Discrimination against fat people, particularly women, is as common as racial bias, says a new study by the Rudd Center for Food Policy and Obesity at Yale University.
According to study's lead author, Rebecca Puhl, the study shows the need to treat weight discrimination as a legitimate form of prejudice, comparable to other characteristics like race or gender that already receive legal protection.
"These results show the need to treat weight discrimination as a legitimate form of prejudice, comparable to other characteristics like race or gender that already receive legal protection," said Puhl.
The study documented the prevalence of self-reported weight discrimination and compared it to experiences of discrimination based on race and gender among a nationally representative sample of adults aged 25- to 74-years-old.
For the research, the data was obtained from the National Survey of Midlife Development in the United States.
The study also revealed that women are twice as likely as men to report weight discrimination and that weight discrimination in the workplace and interpersonal mistreatment due to obesity is common.

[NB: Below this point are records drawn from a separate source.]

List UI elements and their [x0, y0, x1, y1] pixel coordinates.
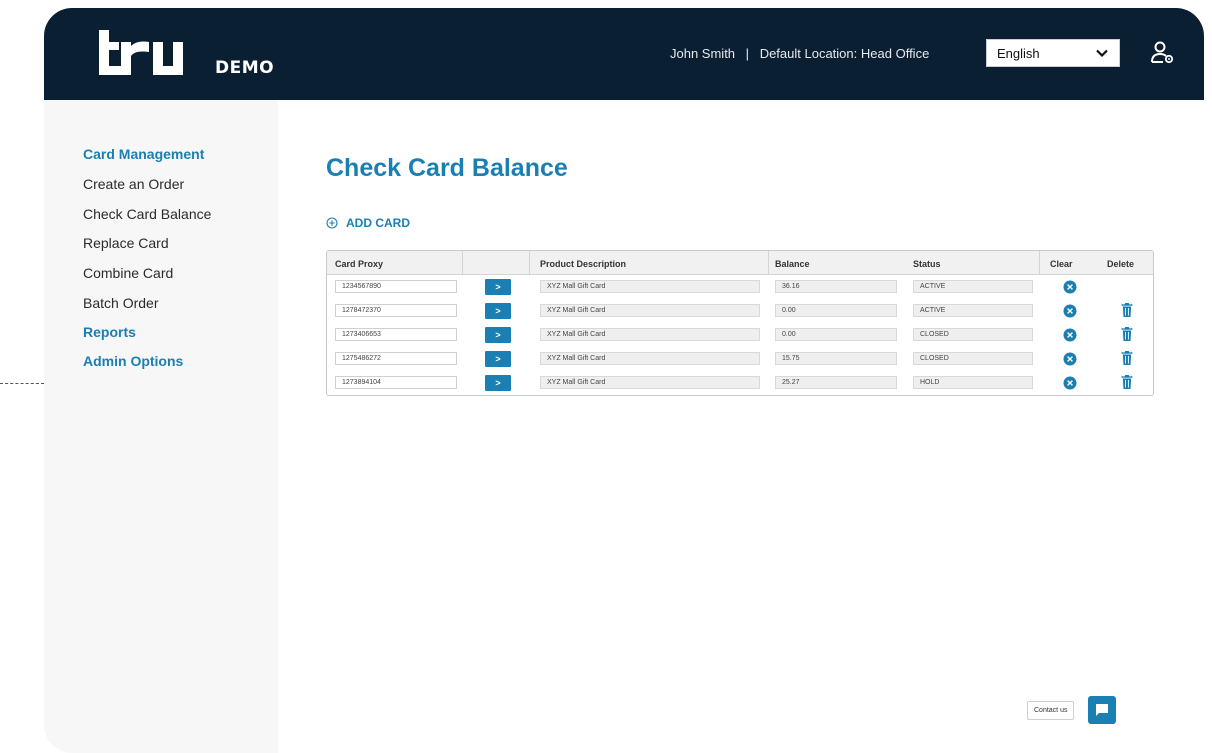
clear-icon[interactable]: [1063, 352, 1077, 366]
user-settings-icon[interactable]: [1151, 40, 1175, 66]
balance-field: 36.16: [775, 280, 897, 293]
sidebar-item-reports[interactable]: Reports: [83, 324, 136, 340]
table-row: 1234567890 > XYZ Mall Gift Card 36.16 AC…: [327, 275, 1153, 299]
product-description-field: XYZ Mall Gift Card: [540, 328, 760, 341]
sidebar-item-combine-card[interactable]: Combine Card: [83, 265, 173, 281]
chat-button[interactable]: [1088, 696, 1117, 724]
default-location-label: Default Location:: [759, 46, 858, 61]
add-circle-icon: [326, 217, 338, 229]
default-location-value: Head Office: [860, 46, 930, 61]
product-description-field: XYZ Mall Gift Card: [540, 280, 760, 293]
header-divider: [1039, 251, 1040, 275]
clear-icon[interactable]: [1063, 376, 1077, 390]
contact-us-button[interactable]: Contact us: [1027, 700, 1075, 720]
table-row: 1273406653 > XYZ Mall Gift Card 0.00 CLO…: [327, 323, 1153, 347]
trash-icon[interactable]: [1121, 351, 1133, 365]
page-title: Check Card Balance: [326, 154, 568, 182]
lookup-button[interactable]: >: [485, 375, 511, 391]
card-proxy-input[interactable]: 1273406653: [335, 328, 457, 341]
table-row: 1278472370 > XYZ Mall Gift Card 0.00 ACT…: [327, 299, 1153, 323]
sidebar-item-check-card-balance[interactable]: Check Card Balance: [83, 206, 211, 222]
card-proxy-input[interactable]: 1234567890: [335, 280, 457, 293]
sidebar-item-create-order[interactable]: Create an Order: [83, 176, 184, 192]
header-divider: [462, 251, 463, 275]
product-description-field: XYZ Mall Gift Card: [540, 352, 760, 365]
trash-icon[interactable]: [1121, 375, 1133, 389]
brand-logo[interactable]: DEMO: [97, 28, 274, 78]
status-field: HOLD: [913, 376, 1033, 389]
user-info: John Smith | Default Location: Head Offi…: [670, 46, 929, 61]
balance-field: 25.27: [775, 376, 897, 389]
lookup-button[interactable]: >: [485, 327, 511, 343]
dashed-guide-line: [0, 383, 44, 384]
column-header-card-proxy: Card Proxy: [335, 259, 384, 269]
status-field: ACTIVE: [913, 304, 1033, 317]
clear-icon[interactable]: [1063, 280, 1077, 294]
clear-icon[interactable]: [1063, 328, 1077, 342]
lookup-button[interactable]: >: [485, 303, 511, 319]
status-field: CLOSED: [913, 328, 1033, 341]
language-select[interactable]: English: [986, 39, 1120, 67]
column-header-status: Status: [913, 259, 941, 269]
card-proxy-input[interactable]: 1278472370: [335, 304, 457, 317]
table-row: 1273894104 > XYZ Mall Gift Card 25.27 HO…: [327, 371, 1153, 395]
column-header-delete: Delete: [1107, 259, 1135, 269]
sidebar-item-admin-options[interactable]: Admin Options: [83, 353, 183, 369]
demo-label: DEMO: [215, 58, 275, 78]
sidebar-item-card-management[interactable]: Card Management: [83, 146, 204, 162]
column-header-clear: Clear: [1050, 259, 1073, 269]
sidebar-item-replace-card[interactable]: Replace Card: [83, 235, 169, 251]
status-field: ACTIVE: [913, 280, 1033, 293]
top-header: DEMO John Smith | Default Location: Head…: [44, 8, 1204, 100]
trash-icon[interactable]: [1121, 303, 1133, 317]
add-card-button[interactable]: ADD CARD: [326, 216, 410, 230]
balance-field: 0.00: [775, 328, 897, 341]
product-description-field: XYZ Mall Gift Card: [540, 304, 760, 317]
chevron-down-icon: [1096, 49, 1108, 58]
user-name[interactable]: John Smith: [670, 46, 735, 61]
header-divider: [529, 251, 530, 275]
tru-logo-icon: [99, 30, 183, 75]
sidebar-nav: Card Management Create an Order Check Ca…: [44, 100, 278, 753]
status-field: CLOSED: [913, 352, 1033, 365]
product-description-field: XYZ Mall Gift Card: [540, 376, 760, 389]
table-row: 1275486272 > XYZ Mall Gift Card 15.75 CL…: [327, 347, 1153, 371]
header-separator: |: [745, 46, 750, 61]
language-selected: English: [997, 45, 1040, 61]
column-header-balance: Balance: [775, 259, 810, 269]
header-divider: [768, 251, 769, 275]
clear-icon[interactable]: [1063, 304, 1077, 318]
trash-icon[interactable]: [1121, 327, 1133, 341]
card-balance-table: Card Proxy Product Description Balance S…: [326, 250, 1154, 396]
add-card-label: ADD CARD: [346, 216, 410, 230]
app-window: DEMO John Smith | Default Location: Head…: [44, 8, 1204, 753]
lookup-button[interactable]: >: [485, 279, 511, 295]
chat-icon: [1096, 704, 1109, 716]
balance-field: 15.75: [775, 352, 897, 365]
card-proxy-input[interactable]: 1275486272: [335, 352, 457, 365]
balance-field: 0.00: [775, 304, 897, 317]
main-content: Check Card Balance ADD CARD Card Proxy P…: [278, 100, 1204, 753]
contact-widget: Contact us: [1027, 696, 1117, 724]
sidebar-item-batch-order[interactable]: Batch Order: [83, 295, 158, 311]
lookup-button[interactable]: >: [485, 351, 511, 367]
column-header-product-description: Product Description: [540, 259, 627, 269]
table-header: Card Proxy Product Description Balance S…: [327, 251, 1153, 275]
card-proxy-input[interactable]: 1273894104: [335, 376, 457, 389]
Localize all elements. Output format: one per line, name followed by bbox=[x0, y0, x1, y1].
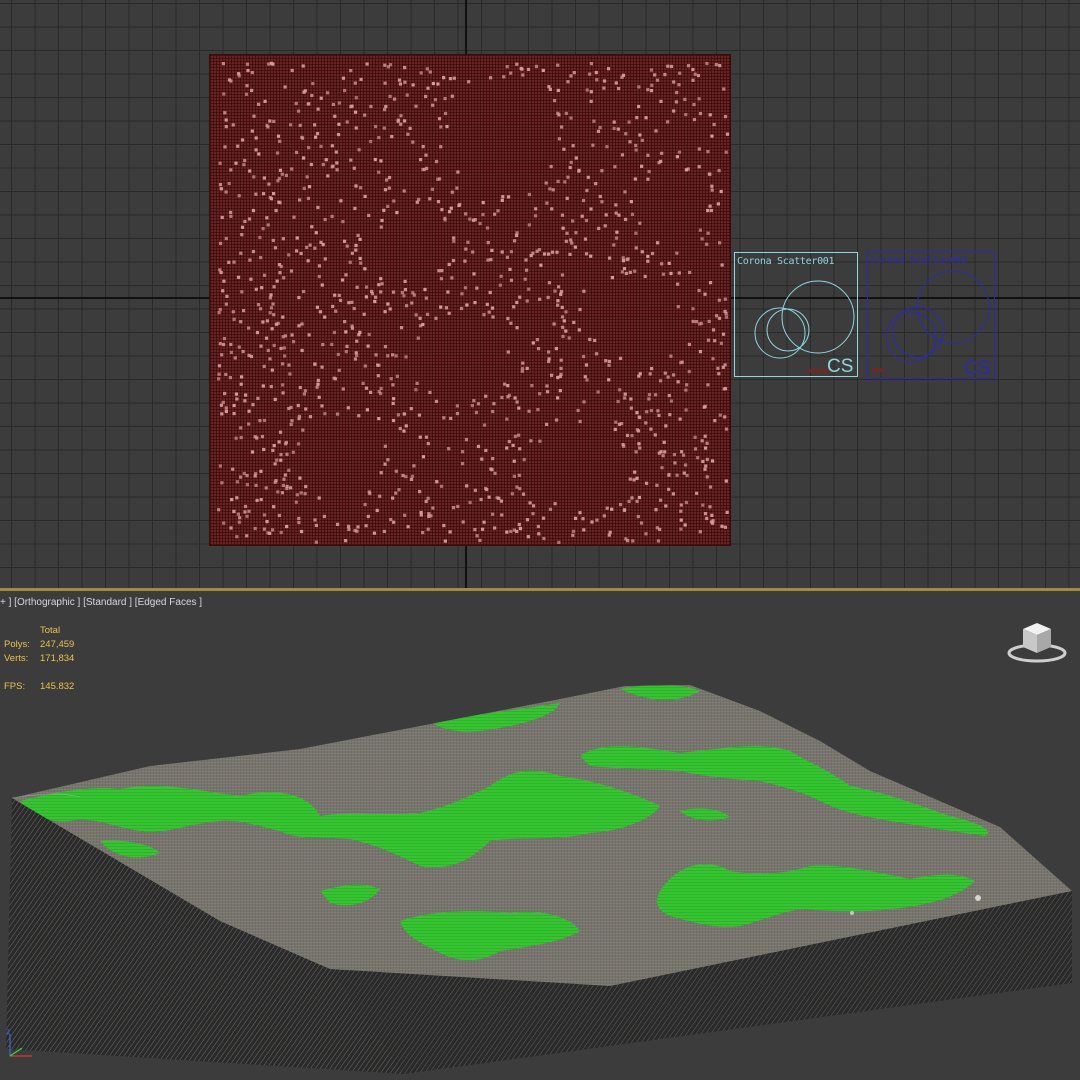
cs-badge-2: CS bbox=[964, 358, 990, 379]
stats-header: Total bbox=[40, 625, 61, 636]
axis-tripod-icon: z bbox=[6, 1027, 32, 1057]
scatter-instances bbox=[217, 61, 730, 544]
scatter-helper-icon: CS bbox=[754, 280, 855, 377]
polys-value: 247,459 bbox=[40, 639, 75, 650]
viewcube-icon[interactable] bbox=[1005, 619, 1075, 669]
scatter-helper-icon: CS bbox=[872, 270, 990, 379]
viewport-label[interactable]: + ] [Orthographic ] [Standard ] [Edged F… bbox=[0, 597, 202, 608]
perspective-viewport[interactable]: + ] [Orthographic ] [Standard ] [Edged F… bbox=[0, 591, 1080, 1080]
corona-scatter-001-helper[interactable]: Corona Scatter001 CS bbox=[734, 252, 858, 377]
svg-text:z: z bbox=[6, 1027, 10, 1036]
fps-value: 145.832 bbox=[40, 681, 75, 692]
verts-label: Verts: bbox=[4, 653, 29, 664]
scatter-plane[interactable] bbox=[209, 54, 731, 546]
polys-label: Polys: bbox=[4, 639, 30, 650]
terrain-mesh[interactable] bbox=[0, 591, 1080, 1080]
top-viewport[interactable]: Corona Scatter001 CS Corona Scatter002 C… bbox=[0, 0, 1080, 588]
cs-badge-1: CS bbox=[827, 356, 853, 377]
corona-scatter-002-helper[interactable]: Corona Scatter002 CS bbox=[867, 251, 995, 379]
verts-value: 171,834 bbox=[40, 653, 75, 664]
fps-label: FPS: bbox=[4, 681, 26, 692]
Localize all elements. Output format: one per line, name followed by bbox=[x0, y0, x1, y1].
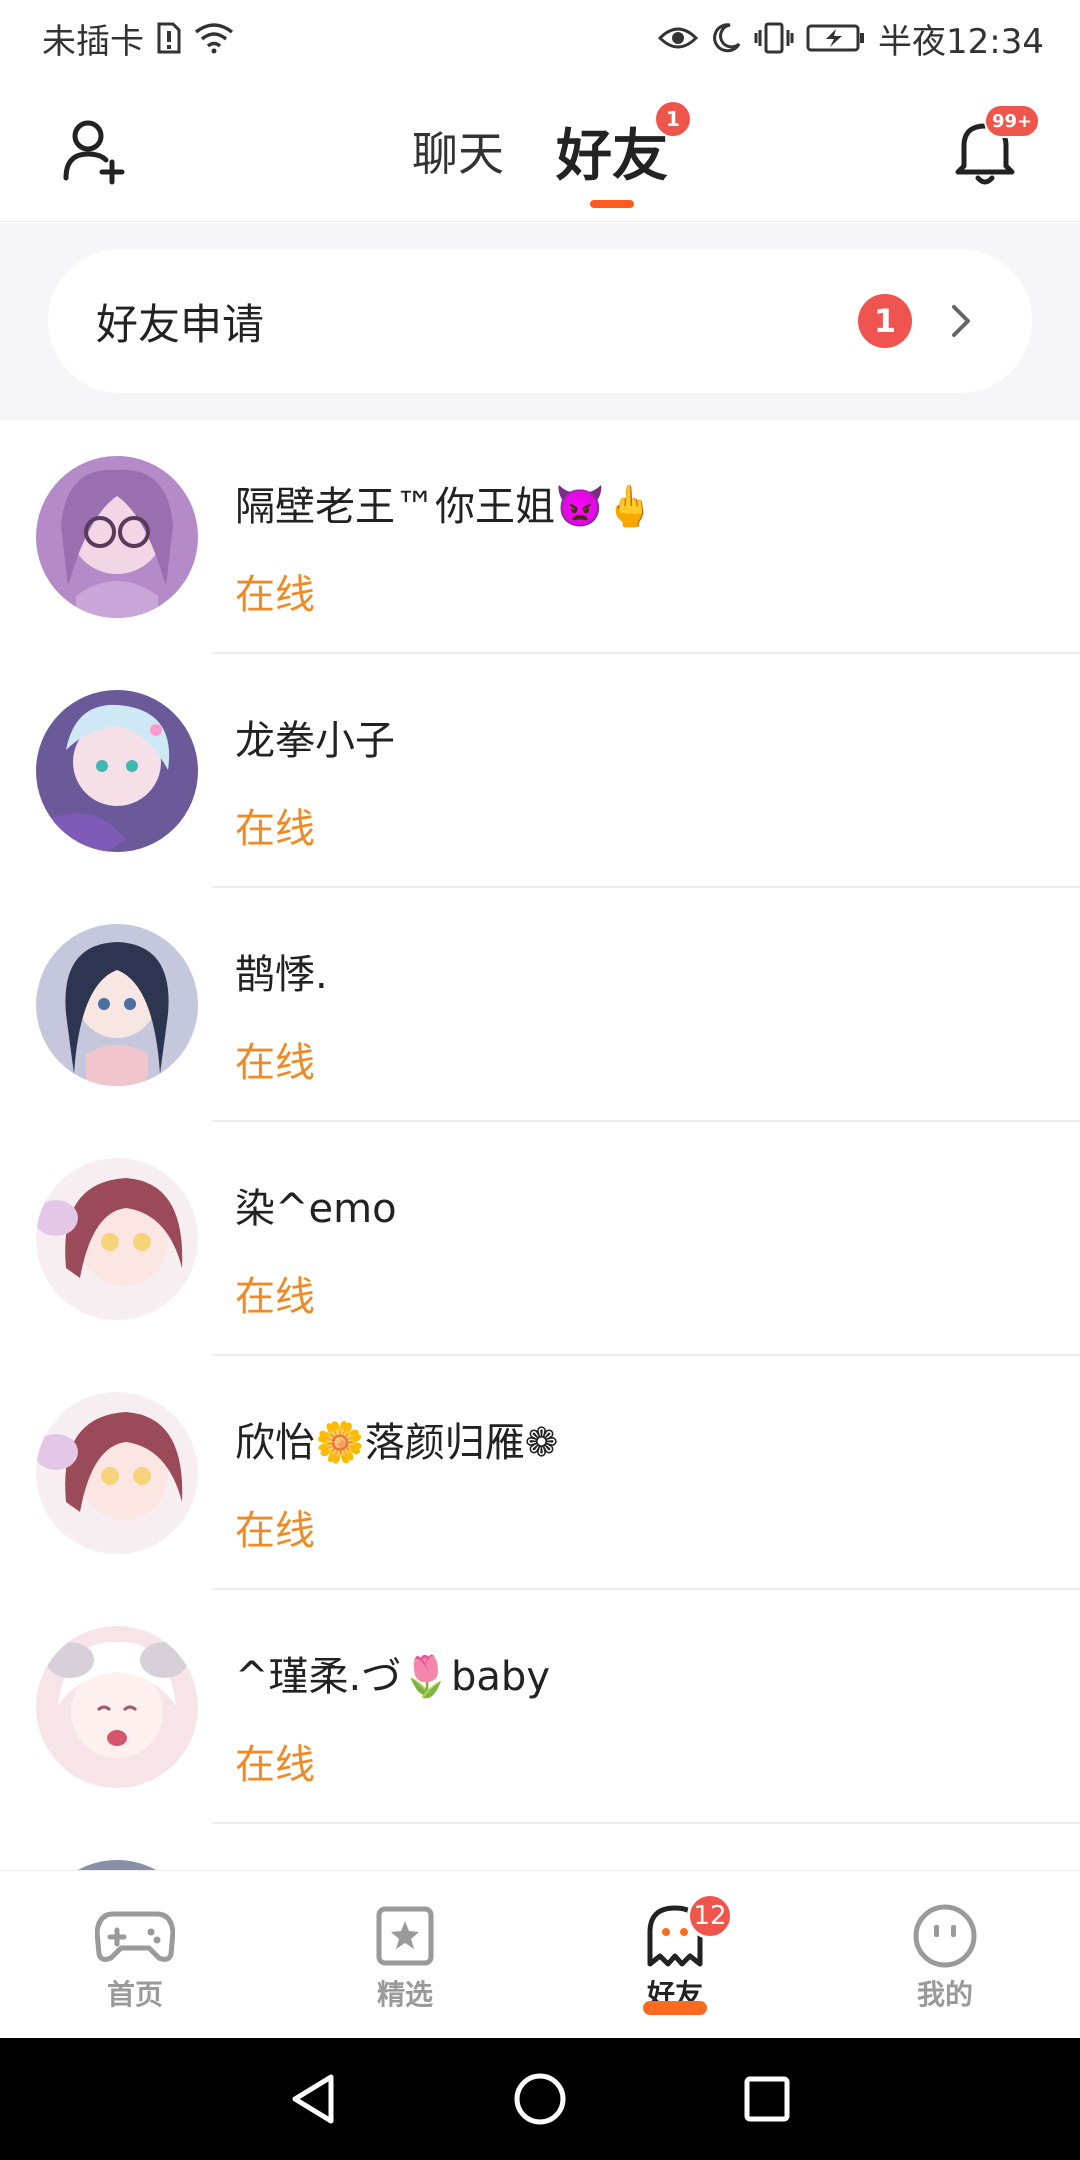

The researchers found that men are not at serious risk for weight bias until their body mass index (BMI) reaches 35 or higher, while women begin experiencing a notable increase in weight discrimination risk at a BMI level of 27.
BMI (Body Mass Index) is the measure of body fat based on height and weight.
Co-author Tatiana Andreyava of Yale said weight discrimination is more prevalent than discrimination based on sexual orientation, nationality/ethnicity, physical disability, and religious beliefs.
"However, despite its high prevalence, it continues to remain socially acceptable," she said.
The study is published in International Journal of Obesity.